Grundsätzlich sind die Kinder zwischen sechs und 14 Jahren hilfsbereit und offen, sich zu engagieren – zum Beispiel für Freunde und für Tiere. Drei Viertel der Kinder sind „sehr gerne“ oder „gerne“ bereit, Menschen, denen es nicht so gut geht, oder Menschen in ärmeren Ländern zu helfen.

Allerdings sagen fast 50 Prozent, dass sie sich „nicht so gerne“ oder „überhaupt nicht gerne“ in der Schule engagieren möchten. Dies könnte darauf hindeuten, dass die Schule weniger als Ort für soziales Engagement gesehen wird, oder dass es dort dafür nur wenige Gelegenheiten gibt.

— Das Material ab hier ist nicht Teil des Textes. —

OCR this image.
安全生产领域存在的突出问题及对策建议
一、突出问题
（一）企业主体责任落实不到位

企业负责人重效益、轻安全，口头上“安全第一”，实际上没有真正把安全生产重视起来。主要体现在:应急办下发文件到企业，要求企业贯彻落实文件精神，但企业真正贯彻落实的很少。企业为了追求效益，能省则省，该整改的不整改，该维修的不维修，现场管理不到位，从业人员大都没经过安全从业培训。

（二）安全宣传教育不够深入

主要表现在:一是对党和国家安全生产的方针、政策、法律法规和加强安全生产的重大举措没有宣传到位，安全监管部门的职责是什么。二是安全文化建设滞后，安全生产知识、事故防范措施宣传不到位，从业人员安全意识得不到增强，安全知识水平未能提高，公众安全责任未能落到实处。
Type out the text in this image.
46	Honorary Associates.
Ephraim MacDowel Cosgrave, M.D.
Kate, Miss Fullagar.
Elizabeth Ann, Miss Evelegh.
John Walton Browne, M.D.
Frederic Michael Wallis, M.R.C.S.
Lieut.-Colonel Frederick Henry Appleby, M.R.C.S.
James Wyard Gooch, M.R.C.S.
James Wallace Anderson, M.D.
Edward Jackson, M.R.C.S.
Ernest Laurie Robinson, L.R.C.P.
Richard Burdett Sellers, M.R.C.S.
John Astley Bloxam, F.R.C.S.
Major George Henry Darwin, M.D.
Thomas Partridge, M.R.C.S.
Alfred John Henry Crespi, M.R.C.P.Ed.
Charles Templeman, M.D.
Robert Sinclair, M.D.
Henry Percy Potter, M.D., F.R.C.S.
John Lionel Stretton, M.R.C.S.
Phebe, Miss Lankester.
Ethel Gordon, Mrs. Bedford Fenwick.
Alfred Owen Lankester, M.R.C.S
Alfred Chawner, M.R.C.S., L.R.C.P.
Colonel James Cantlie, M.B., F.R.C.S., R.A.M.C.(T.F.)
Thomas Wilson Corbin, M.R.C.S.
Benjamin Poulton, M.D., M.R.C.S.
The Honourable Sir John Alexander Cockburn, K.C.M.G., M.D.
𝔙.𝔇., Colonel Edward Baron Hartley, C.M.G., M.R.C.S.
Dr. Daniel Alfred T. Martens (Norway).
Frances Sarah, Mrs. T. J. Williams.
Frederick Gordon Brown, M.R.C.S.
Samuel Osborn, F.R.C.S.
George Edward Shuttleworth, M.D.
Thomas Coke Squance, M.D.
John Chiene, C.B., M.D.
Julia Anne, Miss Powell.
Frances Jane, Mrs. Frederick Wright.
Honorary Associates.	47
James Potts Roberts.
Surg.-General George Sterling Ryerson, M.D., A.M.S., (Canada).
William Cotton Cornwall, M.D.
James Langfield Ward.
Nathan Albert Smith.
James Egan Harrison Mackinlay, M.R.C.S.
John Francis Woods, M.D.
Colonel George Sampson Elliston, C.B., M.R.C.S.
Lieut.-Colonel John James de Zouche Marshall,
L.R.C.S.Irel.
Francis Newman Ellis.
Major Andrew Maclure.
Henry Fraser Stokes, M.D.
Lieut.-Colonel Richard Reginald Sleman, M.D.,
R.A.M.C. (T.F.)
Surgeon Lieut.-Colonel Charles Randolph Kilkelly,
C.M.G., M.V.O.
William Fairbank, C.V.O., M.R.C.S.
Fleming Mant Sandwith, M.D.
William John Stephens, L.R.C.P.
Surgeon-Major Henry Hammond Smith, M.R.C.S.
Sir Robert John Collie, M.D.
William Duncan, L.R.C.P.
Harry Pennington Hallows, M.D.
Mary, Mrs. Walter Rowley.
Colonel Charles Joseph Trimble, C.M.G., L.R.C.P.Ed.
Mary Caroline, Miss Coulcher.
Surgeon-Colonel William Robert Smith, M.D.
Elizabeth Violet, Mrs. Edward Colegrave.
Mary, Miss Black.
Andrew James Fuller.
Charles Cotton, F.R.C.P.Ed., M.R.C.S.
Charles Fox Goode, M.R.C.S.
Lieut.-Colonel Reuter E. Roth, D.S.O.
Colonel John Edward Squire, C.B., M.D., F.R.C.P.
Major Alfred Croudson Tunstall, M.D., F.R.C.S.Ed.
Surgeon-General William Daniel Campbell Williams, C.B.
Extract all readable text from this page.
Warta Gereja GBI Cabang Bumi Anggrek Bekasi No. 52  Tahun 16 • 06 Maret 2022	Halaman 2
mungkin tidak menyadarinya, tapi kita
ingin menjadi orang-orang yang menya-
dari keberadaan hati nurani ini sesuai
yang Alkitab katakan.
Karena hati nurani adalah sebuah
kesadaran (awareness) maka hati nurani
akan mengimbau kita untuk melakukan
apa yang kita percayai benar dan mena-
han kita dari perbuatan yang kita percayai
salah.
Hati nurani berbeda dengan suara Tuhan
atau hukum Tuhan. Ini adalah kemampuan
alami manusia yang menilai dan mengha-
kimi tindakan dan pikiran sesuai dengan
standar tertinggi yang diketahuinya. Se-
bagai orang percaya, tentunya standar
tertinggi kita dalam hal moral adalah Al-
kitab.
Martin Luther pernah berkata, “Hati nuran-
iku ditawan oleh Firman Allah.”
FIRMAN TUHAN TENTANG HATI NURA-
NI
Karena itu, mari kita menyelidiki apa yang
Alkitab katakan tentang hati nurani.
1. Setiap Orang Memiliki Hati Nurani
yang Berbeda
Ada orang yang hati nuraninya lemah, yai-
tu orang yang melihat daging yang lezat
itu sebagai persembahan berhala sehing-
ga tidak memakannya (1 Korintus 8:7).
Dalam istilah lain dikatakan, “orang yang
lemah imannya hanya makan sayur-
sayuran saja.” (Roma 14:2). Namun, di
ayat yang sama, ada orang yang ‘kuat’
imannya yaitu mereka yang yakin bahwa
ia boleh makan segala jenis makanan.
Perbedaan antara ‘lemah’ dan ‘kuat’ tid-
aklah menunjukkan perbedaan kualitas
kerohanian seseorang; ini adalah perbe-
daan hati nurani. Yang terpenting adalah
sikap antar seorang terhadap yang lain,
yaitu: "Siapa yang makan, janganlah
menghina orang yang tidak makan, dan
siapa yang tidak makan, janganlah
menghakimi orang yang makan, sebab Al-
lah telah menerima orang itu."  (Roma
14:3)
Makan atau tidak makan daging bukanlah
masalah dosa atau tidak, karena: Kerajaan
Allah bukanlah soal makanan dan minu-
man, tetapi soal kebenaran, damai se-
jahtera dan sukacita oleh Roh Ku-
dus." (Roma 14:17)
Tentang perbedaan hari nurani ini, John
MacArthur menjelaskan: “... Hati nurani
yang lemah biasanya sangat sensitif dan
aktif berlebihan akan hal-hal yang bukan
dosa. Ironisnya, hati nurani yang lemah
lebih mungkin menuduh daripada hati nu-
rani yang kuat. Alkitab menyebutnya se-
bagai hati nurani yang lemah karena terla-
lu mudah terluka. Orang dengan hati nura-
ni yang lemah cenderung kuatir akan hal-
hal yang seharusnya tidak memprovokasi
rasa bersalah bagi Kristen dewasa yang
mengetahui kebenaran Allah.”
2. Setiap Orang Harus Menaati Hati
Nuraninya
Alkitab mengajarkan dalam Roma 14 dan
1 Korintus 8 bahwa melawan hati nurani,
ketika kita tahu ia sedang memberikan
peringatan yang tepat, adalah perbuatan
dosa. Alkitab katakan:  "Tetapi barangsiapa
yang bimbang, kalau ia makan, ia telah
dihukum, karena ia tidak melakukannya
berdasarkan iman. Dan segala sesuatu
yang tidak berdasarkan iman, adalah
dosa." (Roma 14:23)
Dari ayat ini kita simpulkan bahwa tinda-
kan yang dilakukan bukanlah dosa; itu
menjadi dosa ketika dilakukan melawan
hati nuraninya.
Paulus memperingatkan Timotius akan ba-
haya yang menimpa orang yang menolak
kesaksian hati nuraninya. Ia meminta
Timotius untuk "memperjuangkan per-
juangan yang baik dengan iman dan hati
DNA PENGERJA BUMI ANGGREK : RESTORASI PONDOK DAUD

Bedeutung von speziellen Kinderrechten
Die deutschen Kinder haben auch ein ausgeprägtes Gefühl für tatsächliche oder vorgestellte Bedrohungen. So nennen auf die Frage, welche Kinderrechte sie am wichtigsten finden, 81 Prozent das Recht, ohne Gewalt aufzuwachsen. 75 Prozent ist es „total wichtig“, dass Kinder in Krisengebieten beschützt werden. Das Recht zu Spielen (72 Prozent) und das Recht, Vater und Mutter regelmäßig sehen zu dürfen (71 Prozent), liegen fast gleichauf.

Wovor Kinder Angst haben
„Dass ich krank werde und sterbe.“ Junge, 6 Jahre
„Das meine Mama weg ist.“ Junge, 6 Jahre
„Dass meine Mama schimpft, dass ich mal zu Papa ziehen muss.“ Junge, 6 Jahre
„Vor Löwen und Tigern. Vor ganz starken Menschen.“ Junge, 6 Jahre
„Mein Vati und meine Mutti sollen sich nicht trennen wie die Eltern von meiner Freundin.“  Mädchen, 7 Jahre
„Dass ich die Schule nicht schaffe, dass ich mal keine Lehrstelle bekomme“ Junge, 8 Jahre
„Dass mein Vater arbeitslos bleibt, vor schlechten Schulnoten.“ Junge, 9 Jahre
„Ich habe Angst vor Spinnen, vor Schulwechsel, vor dem Sterben. Wenn jemand ertrinken sollte. Ich habe Angst vor Prüfungen und sollte mal unser Haus brennen.“ Mädchen, 10 Jahre

Hintergrund der Studie
Im Auftrag von GEOlino und in Zusammenarbeit mit UNICEF hat das Marktforschungsinstitut Synovate Kids+Teens im Juni/Juli 2008 stellvertretend für die 7,1 Millionen in der Bundesrepublik lebenden deutschsprachigen Kinder zwischen sechs und 14 Jahren insgesamt 911 Kinder zu ihren Wertvorstellungen und Einstellungen befragt. Die Kinder wurden repräsentativ ausgewählt und zu Hause interviewt. Parallel wurde die Meinung der Mütter der befragten 6- bis 12-Jährigen mittels eines Fragebogens erhoben.